Lesson 5: Multiple Linear Regression

Printer-friendly versionPrinter-friendly version

Introduction

In this lesson, we make our first (and last?!) major jump in the course. We move from the simple linear regression model with one predictor to the multiple linear regression model with two or more predictors. That is, we use the adjective "simple" to denote that our model has only predictor, and we use the adjective "multiple" to indicate that our model has at least two predictors.

In the multiple regression setting, because of the potentially large number of predictors, it is more efficient to use matrices to define the regression model and the subsequent analyses. This lesson considers some of the more important multiple regression formulas in matrix form. If you're unsure about any of this, it may be a good time to take a look at this Matrix Algebra Review.

The good news!

The good news is that everything you learned about the simple linear regression model extends — with at most minor modification — to the multiple linear regression model. Think about it — you don't have to forget all of that good stuff you learned! In particular:

  • The models have similar "LINE" assumptions. The only real difference is that whereas in simple linear regression we think of the distribution of errors at a fixed value of the single predictor, with multiple linear regression we have to think of the distribution of errors at a fixed set of values for all the predictors. All of the model checking procedures we learned earlier are useful in the multiple linear regression framework, although the process becomes more involved since we now have multiple predictors. We'll explore this issue further in Lesson 7.
  • The use and interpretation of r2 (which we'll denote R2 in the context of multiple linear regression) remains the same. However, with multiple linear regression we can also make use of an "adjusted" R2 value, which is useful for model building purposes. We'll explore this measure further in Lesson 10.
  • With a minor generalization of the degrees of freedom, we use t-tests and t-intervals for the regression slope coefficients to assess whether a predictor is significantly linearly related to the response, after controlling for the effects of all the opther predictors in the model.
  • With a minor generalization of the degrees of freedom, we use prediction intervals for predicting an individual response and confidence intervals for estimating the mean response. We'll explore these further in Lesson 7.
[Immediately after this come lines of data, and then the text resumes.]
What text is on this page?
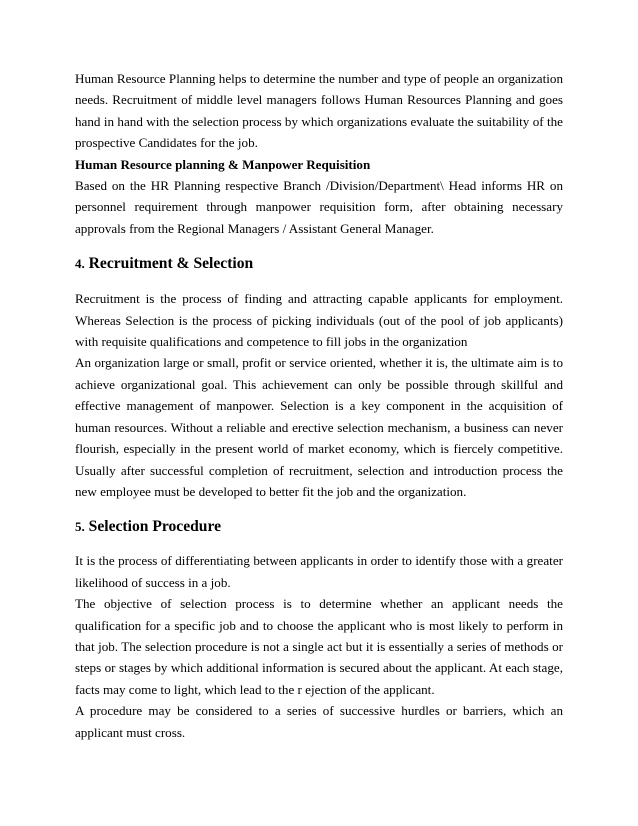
Human Resource Planning helps to determine the number and type of people an organization needs. Recruitment of middle level managers follows Human Resources Planning and goes hand in hand with the selection process by which organizations evaluate the suitability of the prospective Candidates for the job.

Human Resource planning & Manpower Requisition

Based on the HR Planning respective Branch /Division/Department\ Head informs HR on personnel requirement through manpower requisition form, after obtaining necessary approvals from the Regional Managers / Assistant General Manager.

4. Recruitment & Selection

Recruitment is the process of finding and attracting capable applicants for employment. Whereas Selection is the process of picking individuals (out of the pool of job applicants) with requisite qualifications and competence to fill jobs in the organization

An organization large or small, profit or service oriented, whether it is, the ultimate aim is to achieve organizational goal. This achievement can only be possible through skillful and effective management of manpower. Selection is a key component in the acquisition of human resources. Without a reliable and erective selection mechanism, a business can never flourish, especially in the present world of market economy, which is fiercely competitive. Usually after successful completion of recruitment, selection and introduction process the new employee must be developed to better fit the job and the organization.

5. Selection Procedure

It is the process of differentiating between applicants in order to identify those with a greater likelihood of success in a job.

The objective of selection process is to determine whether an applicant needs the qualification for a specific job and to choose the applicant who is most likely to perform in that job. The selection procedure is not a single act but it is essentially a series of methods or steps or stages by which additional information is secured about the applicant. At each stage, facts may come to light, which lead to the r ejection of the applicant.

A procedure may be considered to a series of successive hurdles or barriers, which an applicant must cross.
Learning objectives and outcomes

Upon completion of this lesson, you should be able to do the following:

  • Know how to calculate a confidence interval for a single slope parameter in the multiple regression setting.
  • Be able to interpret the coefficients of a multiple regression model.
  • Understand what the scope of the model is in the multiple regression model.
  • Understand the calculation and interpretation of R2 in a multiple regression setting.
  • Understand the calculation and use of adjusted R2 in a multiple regression setting.